AI智能体

约 3125 字大约 10 分钟

2025-05-29

什么是智能体

智能体是一个能够感知环境、进行推理、制定计划、做出决策并自主行动的AI系统，集成记忆、知识库和工具为一体。

感知环境：通过各种渠道理解用户的提问。
自主规划任务步骤：将复杂的任务分解成可执行的子任务。
主动调用工具：自主选择需要调用的工具。
进行多步推理：通过思维链逐步分析问题并推导解决方案。
持续学习和记忆过去的交互：保持上下文的连贯。
根据环境反馈调整行为：根据执行结果动态调整策略。

智能体分类

反应式智能体：根据输入和固定规则做出反应

有限规划智能体：能简单的多步执行，但是通常有预设和限制

自主规划智能体：能够根据任务目标自主分解任务、指定计划、选择工具一步一步进行调用，例如Open Manus

这类智能体能够通过思考-行动-观察的循环模式工作，直到完成目标。

智能体关键技术

CoT思维链

CoT（chain of thought）思维链是一种让AI像人类一样思考的技术，帮助AI将复杂的问题拆解思考，逐步完成。可以在输入Prompt时候，给模型额外的提示或者引导

例如如下提示词

You are an assistant focused on Chain of Thought reasoning.

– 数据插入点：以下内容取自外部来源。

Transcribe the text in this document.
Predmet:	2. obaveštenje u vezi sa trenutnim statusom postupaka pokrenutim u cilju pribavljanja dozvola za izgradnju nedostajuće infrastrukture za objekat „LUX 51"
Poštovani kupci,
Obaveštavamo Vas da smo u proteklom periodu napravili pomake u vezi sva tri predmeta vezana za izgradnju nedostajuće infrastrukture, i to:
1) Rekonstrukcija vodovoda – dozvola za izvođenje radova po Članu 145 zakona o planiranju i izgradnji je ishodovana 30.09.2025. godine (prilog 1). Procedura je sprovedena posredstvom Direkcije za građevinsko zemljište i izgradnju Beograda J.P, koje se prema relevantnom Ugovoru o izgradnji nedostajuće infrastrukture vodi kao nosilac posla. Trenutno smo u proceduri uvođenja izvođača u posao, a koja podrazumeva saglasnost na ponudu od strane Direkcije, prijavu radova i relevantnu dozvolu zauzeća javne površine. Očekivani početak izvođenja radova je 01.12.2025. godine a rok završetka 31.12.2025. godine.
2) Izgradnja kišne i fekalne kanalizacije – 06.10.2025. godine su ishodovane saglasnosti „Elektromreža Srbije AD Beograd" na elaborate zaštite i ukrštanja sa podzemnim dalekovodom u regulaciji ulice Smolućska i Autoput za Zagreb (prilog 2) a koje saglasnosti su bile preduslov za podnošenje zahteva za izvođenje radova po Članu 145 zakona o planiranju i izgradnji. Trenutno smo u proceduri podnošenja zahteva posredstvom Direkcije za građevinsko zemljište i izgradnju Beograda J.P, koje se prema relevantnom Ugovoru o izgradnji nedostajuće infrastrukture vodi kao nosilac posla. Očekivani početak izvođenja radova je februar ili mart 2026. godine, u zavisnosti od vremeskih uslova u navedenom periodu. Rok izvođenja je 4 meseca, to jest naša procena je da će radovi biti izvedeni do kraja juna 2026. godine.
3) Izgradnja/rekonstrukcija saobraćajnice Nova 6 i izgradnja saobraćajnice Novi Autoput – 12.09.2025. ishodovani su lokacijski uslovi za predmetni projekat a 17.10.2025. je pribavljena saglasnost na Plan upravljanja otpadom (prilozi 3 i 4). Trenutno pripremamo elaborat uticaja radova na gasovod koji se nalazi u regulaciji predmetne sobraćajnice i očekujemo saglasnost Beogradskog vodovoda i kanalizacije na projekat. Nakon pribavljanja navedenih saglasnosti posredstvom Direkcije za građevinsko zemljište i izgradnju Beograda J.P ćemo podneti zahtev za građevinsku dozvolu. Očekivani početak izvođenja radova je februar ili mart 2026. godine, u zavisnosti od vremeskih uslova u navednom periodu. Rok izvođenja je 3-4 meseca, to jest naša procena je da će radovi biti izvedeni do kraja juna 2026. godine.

For each question, please follow these steps:  
  
1. Break down the problem: Divide complex problems into smaller, more manageable parts  
2. Think step by step: Think through each part in detail, showing your reasoning process  
3. Synthesize conclusions: Integrate the thinking from each part into a complete solution  
4. Provide an answer: Give a final concise answer  
  
Your response should follow this format:  
Thinking: [Detailed thought process, including problem decomposition, reasoning for each step, and analysis]  
Answer: [Final answer based on the thought process, clear and concise]  
  
Remember, the thinking process is more important than the final answer, as it demonstrates how you reached your conclusion.

Agent Loop执行循环

在没有用户提问的情况下，自主重复执行推理和工具调用的过程，区别于传统的一问一答。

ReAct

ReAct（Reasoning + Acting）结合推理和行动的智能体架构，模仿人类解决问题时，“思考-行动-观察”循环，目的是通过交互式决策决策解决复杂任务。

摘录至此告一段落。